At the outset of the game, you have all the abilities and weapons you need to progress in your task: a horse, a magical sword and a bow. Once on your horse, you must raise you sword and let the reflected light direct you to where you'll find the next beast to slay. Once there, you're presented with Colossi of varying size, style and means by which you must defeat them. Often, the trick is just to find out how to get onto the Colossus. Once on, you hold on using the R1 button and climb or jump in the direction you need to head. As you hold on, often for dear life as the beast tries to shake you off, your grip gauge will deplete. To replenish it, the player must find a place on the beast's body where they can stand for a few moments as their gauge refills. While that sounds simple enough, it does prove to be a challenge as the later beasts will try to shake you off no matter where you are, leaving only short windows of opportunity to refill your grip. With sword in hand, you'll locate glowing weak spots on the beasts that you must plunge the blade into to do any real damage. While you can do a quick jab, its best to hit the button once to charge the thrust and then hit is again to do a powerful attack. Since each Colossus has multiple weak spots, doing enough damage to one will force you to crawl/climb/move to the next one until you've done enough damage to fell the beast.

There is a certain bit of loneliness found in SOTC, though I would say that it is intentional because you technically are "at the end of the world". Outside of the Colossi and a few minor animals scurrying about, there is absolutely nothing to interact with. No legions of filler monsters to plow through. No NPCs standing around to shoot the breeze with. Nothing more than killing one Colossus and hunting down the next. Fortunately, almost all of the Colossi present a different means by which the player must defeat them. So, the way you got onto and put down the first Colossus is no going to work for any of the ones following. When you come across the more non-humanoid types, you may spend some time just trying to figure out how you're going to deal with them. This is made all the more interesting by the diverse locations on which you find your prey.

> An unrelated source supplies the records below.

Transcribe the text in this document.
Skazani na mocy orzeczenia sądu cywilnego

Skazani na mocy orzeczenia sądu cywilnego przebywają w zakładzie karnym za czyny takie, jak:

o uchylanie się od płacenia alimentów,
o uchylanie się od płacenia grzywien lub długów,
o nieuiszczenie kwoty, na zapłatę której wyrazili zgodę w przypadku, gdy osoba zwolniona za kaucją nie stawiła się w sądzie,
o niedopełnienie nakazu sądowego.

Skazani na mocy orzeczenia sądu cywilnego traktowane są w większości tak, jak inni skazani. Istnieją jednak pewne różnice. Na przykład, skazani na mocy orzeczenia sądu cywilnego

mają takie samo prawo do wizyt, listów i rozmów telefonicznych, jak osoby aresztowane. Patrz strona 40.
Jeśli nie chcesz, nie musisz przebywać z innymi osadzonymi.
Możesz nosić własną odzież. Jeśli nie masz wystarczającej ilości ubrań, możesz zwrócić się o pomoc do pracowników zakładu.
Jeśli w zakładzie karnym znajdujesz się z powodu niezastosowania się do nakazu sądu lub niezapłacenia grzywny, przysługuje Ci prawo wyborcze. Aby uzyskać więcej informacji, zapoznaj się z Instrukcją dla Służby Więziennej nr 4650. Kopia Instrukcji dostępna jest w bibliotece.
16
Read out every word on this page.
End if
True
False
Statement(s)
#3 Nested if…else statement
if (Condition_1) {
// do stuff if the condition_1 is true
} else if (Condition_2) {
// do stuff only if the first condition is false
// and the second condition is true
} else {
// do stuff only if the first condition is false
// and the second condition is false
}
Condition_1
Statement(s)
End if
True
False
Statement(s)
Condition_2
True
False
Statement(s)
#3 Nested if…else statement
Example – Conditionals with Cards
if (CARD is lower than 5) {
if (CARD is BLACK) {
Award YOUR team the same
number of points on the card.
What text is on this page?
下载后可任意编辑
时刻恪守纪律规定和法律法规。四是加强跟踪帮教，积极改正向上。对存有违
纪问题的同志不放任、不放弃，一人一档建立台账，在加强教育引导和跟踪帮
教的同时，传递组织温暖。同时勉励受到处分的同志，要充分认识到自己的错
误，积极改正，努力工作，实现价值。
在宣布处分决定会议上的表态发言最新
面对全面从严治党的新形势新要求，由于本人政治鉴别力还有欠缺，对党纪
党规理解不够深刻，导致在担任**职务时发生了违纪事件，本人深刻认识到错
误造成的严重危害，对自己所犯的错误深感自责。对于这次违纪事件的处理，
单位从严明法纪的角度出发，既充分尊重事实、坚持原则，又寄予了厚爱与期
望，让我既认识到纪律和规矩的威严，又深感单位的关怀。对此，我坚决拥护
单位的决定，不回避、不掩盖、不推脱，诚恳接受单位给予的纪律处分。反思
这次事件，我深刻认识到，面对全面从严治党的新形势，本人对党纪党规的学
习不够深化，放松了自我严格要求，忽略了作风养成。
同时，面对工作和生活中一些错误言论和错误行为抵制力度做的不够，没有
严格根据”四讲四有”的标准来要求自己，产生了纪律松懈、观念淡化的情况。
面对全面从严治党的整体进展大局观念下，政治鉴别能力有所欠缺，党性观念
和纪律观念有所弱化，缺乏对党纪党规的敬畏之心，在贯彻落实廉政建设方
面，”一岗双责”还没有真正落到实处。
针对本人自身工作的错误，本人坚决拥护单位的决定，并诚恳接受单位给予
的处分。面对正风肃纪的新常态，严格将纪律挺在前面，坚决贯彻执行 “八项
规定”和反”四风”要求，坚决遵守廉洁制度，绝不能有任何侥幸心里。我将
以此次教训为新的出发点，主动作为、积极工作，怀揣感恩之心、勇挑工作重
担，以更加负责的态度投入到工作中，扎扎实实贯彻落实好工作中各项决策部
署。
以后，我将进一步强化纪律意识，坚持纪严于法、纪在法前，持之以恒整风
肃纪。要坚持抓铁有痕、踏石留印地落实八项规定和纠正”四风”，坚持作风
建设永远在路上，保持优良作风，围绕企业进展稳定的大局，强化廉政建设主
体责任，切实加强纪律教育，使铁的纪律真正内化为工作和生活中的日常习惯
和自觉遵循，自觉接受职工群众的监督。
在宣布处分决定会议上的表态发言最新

Visually, SOTC is all about the artistic flair and presentation. The same wispy, dreamlike style present in ICO returns, but with more Aztec/Incan influence in both the main character's attire and the way the Colossi appear. Designed as both functional, living puzzles and as impressive beasts to behold, the Colossi look wonderful as they appear in the environment. The gameworld, while devoid of life, is impressively large and tries to show a lush, varied world for you to explore. When you do reach a Colossus, you'll be impressed by the sheer sense of scale as they usually dwarf the main character. The architecture of the gameworld is well designed and actually quite enjoyable just to take a few moments to look at. There is some nice use of visual effects, especially when one of the Colossi is trying to smash you. Throw in some excellent animation of both the main character and his trusty steed and you have a presentation that tends to work excellent.

Audiowise, SOTC is pretty minimalist. Voicework is used in the cutscenes between dropping one Colossus and the next, but even that is intentionally done in a foreign language to keep the viewer from personalizing the voice. Except for when the hero calls his horse, don't expect much else on that front. Sound effects do wonders to ground the world and when the action gets going, they step up a notch to make the battle between man and monster feel exceptionally exciting. Where the audio portion excels is in the wonderful soundtrack that keeps its peace when you're alone but really kicks into life during each encounter with the Colossi.

SOTC suffers from being built on a console that just seems unable to handle the ambitious nature of the game. While early on the frame rate seems pretty stable, in the latter portions of the game, there are going to be times where the frame-rate will suffer from the sheer size of your opponents and all the activity that ensues. Throw in a game camera that tends to be a bit sloppy (I could never figure out why it placed itself in certain angles when it did) and the game can be unintentionally more difficult.

While the adventure itself is linear and once you figure out how to beat each enemy, the solutions may not seem as rewarding the second time through, there is a hard mode and even time attack to reward you with. Fortunately, the experience is an enjoyable one and putting down the beast by just using your own brain is pretty rewarding. If you were enchanted by ICO, then Shadow of the Colossus is pretty much a no-brainer as a must by.